Supporting Thesis Points
1. Policy Divergence Drives Yield Differentials
The ECB's openness to near-term easing contrasts with the Fed's decision on May 1, 2024, to maintain current interest rate targets. This asymmetric policy outlook widens interest rate differentials in favor of the U.S., a historically reliable driver of EUR/USD depreciation.
2. Efficient Expression via Leveraged Structure
EUO provides a direct and capital-efficient way to capture downside in the euro, amplifying returns through its 2x inverse exposure. This structure is well suited to a defined, short-to-medium-term macro view aligned with central bank signaling.
Risks and Mitigants
1. Leveraged ETF Decay and Volatility
- Risk: Daily rebalancing can lead to decay and compounding losses during periods of high volatility or sideways markets.

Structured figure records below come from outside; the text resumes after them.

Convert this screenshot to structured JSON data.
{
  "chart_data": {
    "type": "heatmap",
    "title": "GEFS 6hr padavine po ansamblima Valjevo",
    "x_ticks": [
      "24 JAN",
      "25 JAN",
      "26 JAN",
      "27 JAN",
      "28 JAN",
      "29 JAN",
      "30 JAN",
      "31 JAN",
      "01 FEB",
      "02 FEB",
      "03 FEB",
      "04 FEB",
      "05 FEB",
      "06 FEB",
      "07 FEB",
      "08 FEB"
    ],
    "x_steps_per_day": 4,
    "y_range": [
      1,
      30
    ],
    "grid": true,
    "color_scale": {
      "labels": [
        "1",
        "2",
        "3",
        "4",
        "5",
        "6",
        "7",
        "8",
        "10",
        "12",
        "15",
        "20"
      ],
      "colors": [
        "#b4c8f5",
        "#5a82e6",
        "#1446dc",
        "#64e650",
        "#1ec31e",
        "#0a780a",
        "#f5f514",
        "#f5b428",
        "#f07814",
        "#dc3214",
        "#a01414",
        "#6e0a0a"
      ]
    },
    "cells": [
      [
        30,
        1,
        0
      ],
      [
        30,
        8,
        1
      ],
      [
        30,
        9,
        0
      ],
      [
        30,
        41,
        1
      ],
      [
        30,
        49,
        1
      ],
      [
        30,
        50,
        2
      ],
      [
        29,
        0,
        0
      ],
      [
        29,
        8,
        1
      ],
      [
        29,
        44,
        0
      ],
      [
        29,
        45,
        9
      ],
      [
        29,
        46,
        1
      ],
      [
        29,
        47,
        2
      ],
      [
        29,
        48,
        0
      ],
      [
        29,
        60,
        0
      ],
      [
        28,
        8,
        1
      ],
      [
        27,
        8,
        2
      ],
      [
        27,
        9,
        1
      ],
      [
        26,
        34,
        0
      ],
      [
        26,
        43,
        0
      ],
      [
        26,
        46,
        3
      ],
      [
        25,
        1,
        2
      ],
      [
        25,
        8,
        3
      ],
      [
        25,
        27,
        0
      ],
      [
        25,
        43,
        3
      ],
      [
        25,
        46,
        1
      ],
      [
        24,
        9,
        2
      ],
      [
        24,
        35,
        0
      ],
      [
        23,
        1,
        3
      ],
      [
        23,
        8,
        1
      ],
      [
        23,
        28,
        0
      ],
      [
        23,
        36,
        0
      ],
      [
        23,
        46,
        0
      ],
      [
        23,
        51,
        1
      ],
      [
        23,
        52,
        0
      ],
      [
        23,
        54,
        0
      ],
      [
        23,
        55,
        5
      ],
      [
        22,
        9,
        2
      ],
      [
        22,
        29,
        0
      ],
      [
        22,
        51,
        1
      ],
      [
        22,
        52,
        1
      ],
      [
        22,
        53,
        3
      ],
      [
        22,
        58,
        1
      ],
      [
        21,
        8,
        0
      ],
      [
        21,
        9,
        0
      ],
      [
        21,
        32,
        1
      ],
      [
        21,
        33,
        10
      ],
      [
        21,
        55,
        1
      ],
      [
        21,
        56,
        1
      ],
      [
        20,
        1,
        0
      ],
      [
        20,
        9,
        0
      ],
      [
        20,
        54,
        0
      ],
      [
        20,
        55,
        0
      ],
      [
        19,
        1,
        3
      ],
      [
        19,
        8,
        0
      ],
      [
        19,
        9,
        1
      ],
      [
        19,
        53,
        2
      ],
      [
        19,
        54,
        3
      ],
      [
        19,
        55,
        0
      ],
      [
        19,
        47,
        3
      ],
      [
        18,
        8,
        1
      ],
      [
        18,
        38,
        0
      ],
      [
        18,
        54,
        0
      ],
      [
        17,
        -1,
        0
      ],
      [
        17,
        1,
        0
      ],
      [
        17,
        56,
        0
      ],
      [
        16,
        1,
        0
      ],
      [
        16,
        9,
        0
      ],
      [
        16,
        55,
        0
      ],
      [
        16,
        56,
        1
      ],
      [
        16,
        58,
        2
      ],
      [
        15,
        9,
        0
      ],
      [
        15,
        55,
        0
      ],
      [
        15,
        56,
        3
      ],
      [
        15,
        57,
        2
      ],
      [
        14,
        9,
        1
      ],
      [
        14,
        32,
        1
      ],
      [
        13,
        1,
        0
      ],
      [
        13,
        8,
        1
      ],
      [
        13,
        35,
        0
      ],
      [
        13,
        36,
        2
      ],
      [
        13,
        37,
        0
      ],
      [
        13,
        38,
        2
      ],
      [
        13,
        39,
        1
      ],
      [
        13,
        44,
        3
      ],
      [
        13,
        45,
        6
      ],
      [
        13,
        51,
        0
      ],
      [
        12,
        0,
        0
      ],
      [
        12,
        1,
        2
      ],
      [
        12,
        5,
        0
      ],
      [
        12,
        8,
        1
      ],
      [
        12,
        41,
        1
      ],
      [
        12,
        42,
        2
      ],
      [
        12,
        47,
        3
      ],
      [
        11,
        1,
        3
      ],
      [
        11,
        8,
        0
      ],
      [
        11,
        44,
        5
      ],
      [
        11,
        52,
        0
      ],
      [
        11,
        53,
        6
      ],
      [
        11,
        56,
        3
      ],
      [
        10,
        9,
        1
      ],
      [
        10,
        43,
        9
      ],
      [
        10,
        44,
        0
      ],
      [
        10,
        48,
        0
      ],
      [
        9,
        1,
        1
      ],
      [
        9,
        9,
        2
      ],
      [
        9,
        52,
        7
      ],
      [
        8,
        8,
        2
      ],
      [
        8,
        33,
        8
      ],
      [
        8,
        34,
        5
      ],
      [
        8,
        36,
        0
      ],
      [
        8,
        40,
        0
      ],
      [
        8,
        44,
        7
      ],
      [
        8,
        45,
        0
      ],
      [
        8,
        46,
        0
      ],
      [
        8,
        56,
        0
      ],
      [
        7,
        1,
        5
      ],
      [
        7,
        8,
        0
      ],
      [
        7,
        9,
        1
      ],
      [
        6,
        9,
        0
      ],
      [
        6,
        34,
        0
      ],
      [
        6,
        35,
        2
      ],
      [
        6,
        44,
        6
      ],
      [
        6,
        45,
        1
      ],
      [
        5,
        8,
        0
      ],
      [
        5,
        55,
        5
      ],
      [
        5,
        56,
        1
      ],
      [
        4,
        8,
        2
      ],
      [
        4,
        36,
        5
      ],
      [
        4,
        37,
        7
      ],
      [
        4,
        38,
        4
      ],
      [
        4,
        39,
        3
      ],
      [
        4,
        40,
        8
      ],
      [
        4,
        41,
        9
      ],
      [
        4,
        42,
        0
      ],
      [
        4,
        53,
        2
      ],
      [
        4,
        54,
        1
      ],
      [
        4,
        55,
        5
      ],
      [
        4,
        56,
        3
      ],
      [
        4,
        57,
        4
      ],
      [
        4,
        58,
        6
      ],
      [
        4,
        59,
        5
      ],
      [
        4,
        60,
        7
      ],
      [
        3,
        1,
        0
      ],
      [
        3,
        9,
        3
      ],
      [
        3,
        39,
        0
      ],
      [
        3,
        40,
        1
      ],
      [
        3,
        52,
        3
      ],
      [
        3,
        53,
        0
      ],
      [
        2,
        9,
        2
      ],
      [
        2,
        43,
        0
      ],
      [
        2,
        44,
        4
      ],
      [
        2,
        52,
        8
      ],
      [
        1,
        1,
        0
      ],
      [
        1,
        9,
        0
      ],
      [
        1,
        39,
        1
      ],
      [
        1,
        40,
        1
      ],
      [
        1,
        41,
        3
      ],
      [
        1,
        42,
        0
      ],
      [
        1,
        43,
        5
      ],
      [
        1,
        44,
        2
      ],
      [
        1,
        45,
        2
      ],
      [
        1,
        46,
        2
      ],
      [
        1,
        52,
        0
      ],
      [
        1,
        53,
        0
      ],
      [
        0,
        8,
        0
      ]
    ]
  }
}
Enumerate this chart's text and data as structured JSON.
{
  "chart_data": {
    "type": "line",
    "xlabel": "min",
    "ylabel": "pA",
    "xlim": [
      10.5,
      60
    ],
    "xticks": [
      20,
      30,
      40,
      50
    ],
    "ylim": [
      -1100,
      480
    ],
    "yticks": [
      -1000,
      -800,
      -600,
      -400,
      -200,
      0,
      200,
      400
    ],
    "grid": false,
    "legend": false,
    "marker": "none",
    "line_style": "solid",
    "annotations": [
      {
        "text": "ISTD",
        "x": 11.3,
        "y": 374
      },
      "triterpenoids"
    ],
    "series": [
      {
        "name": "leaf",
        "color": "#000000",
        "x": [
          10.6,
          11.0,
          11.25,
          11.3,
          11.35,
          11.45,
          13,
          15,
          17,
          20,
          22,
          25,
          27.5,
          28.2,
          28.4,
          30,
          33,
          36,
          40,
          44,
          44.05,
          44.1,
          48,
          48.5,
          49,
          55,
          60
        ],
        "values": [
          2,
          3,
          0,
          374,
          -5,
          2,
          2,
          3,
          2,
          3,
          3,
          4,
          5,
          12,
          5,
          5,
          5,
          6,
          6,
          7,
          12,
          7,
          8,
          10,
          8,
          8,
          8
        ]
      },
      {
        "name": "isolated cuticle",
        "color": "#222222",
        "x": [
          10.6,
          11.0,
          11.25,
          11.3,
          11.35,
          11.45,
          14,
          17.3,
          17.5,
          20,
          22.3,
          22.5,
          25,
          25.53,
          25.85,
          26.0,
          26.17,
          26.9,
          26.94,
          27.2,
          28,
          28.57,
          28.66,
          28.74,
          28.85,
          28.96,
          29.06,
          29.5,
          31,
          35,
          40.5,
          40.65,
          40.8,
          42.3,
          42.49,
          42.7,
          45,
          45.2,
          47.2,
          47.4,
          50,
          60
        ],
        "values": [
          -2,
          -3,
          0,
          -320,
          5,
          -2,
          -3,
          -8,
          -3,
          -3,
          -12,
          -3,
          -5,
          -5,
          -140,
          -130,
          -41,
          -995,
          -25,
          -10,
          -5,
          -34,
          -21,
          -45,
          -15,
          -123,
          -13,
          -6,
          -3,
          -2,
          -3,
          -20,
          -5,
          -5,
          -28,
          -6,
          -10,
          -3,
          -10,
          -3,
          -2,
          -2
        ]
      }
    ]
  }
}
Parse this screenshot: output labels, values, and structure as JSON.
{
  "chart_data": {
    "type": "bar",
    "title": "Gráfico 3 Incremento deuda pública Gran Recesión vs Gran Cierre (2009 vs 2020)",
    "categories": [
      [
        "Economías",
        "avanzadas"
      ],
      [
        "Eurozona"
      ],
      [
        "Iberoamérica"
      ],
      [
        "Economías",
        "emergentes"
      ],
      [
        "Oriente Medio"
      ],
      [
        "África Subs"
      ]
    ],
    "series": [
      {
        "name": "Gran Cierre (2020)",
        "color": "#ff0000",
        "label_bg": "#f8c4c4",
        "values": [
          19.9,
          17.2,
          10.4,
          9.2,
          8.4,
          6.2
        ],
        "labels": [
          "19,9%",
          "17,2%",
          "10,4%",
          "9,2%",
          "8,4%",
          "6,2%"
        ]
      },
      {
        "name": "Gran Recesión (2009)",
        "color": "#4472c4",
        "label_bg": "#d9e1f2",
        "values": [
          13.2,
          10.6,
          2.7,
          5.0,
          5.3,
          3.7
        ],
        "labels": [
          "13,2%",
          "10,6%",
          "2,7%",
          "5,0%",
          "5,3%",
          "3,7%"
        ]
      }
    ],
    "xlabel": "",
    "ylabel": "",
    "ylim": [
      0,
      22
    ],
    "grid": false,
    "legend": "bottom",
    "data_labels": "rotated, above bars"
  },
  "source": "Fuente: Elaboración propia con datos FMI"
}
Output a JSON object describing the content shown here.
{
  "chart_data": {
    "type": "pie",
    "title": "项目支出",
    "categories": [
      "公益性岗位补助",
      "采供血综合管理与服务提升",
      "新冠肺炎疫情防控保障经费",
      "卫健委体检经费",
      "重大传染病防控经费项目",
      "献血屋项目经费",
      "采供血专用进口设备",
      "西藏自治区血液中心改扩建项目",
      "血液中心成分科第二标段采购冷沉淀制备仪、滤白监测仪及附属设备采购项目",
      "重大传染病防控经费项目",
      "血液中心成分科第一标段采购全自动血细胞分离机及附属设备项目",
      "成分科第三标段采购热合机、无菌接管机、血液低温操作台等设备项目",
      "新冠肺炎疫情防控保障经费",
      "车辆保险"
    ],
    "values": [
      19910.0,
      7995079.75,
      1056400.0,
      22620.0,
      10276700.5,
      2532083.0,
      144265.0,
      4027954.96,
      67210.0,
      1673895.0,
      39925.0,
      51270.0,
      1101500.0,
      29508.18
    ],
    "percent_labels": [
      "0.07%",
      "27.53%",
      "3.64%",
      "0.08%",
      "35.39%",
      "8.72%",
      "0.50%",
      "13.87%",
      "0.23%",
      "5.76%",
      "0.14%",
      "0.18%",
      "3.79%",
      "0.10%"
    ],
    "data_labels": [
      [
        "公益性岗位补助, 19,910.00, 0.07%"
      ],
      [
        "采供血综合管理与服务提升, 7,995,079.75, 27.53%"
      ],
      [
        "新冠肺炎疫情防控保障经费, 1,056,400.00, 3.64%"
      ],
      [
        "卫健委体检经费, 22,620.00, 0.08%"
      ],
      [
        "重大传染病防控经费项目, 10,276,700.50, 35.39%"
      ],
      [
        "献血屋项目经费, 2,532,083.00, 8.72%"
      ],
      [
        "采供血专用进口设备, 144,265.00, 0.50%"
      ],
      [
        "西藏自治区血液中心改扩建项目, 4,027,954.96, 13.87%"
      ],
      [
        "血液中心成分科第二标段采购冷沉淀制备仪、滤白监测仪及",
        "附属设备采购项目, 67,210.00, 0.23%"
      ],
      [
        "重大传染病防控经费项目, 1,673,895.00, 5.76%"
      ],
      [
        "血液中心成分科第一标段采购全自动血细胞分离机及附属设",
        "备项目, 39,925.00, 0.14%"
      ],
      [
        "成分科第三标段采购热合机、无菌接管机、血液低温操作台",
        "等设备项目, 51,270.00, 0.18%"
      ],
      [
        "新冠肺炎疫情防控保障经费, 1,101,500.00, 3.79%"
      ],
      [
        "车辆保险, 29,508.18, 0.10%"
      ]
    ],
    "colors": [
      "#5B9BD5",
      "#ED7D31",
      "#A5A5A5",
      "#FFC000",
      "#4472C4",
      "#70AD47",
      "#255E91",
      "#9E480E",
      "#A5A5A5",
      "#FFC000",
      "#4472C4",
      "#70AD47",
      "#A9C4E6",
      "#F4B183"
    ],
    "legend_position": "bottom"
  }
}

- Mitigant: The trade is time-bound (6 months) and paired with an explicit stop-loss to manage downside risk.
2. Policy Reversal or Data Shock
- Risk: Unexpected U.S. disinflation or delayed ECB easing could compress rate differentials.
- Mitigant: Ongoing monitoring of inflation prints and central bank communication allows for timely reassessment.
Risk Management Framework
Given EUO's leveraged profile and typical EUR/USD volatility, a 2.5% stop-loss is applied to balance protection against adverse moves while allowing for normal market fluctuations. Based on the entry price of $31.26, the stop-loss is set at $30.47.
Catalysts & Event Path
- ECB rate cut signaling or implementation
- Fed reaffirmation of higher-for-longer policy stance
- Eurozone inflation and growth data weakening relative to the U.S.
- Capital flow shifts toward higher-yielding U.S. assets reflected in FX markets
Summary
A long position in EUO with a $34 target price and $30.47 stop-loss is recommended to capture expected euro depreciation driven by monetary policy divergence between the ECB and the Federal Reserve.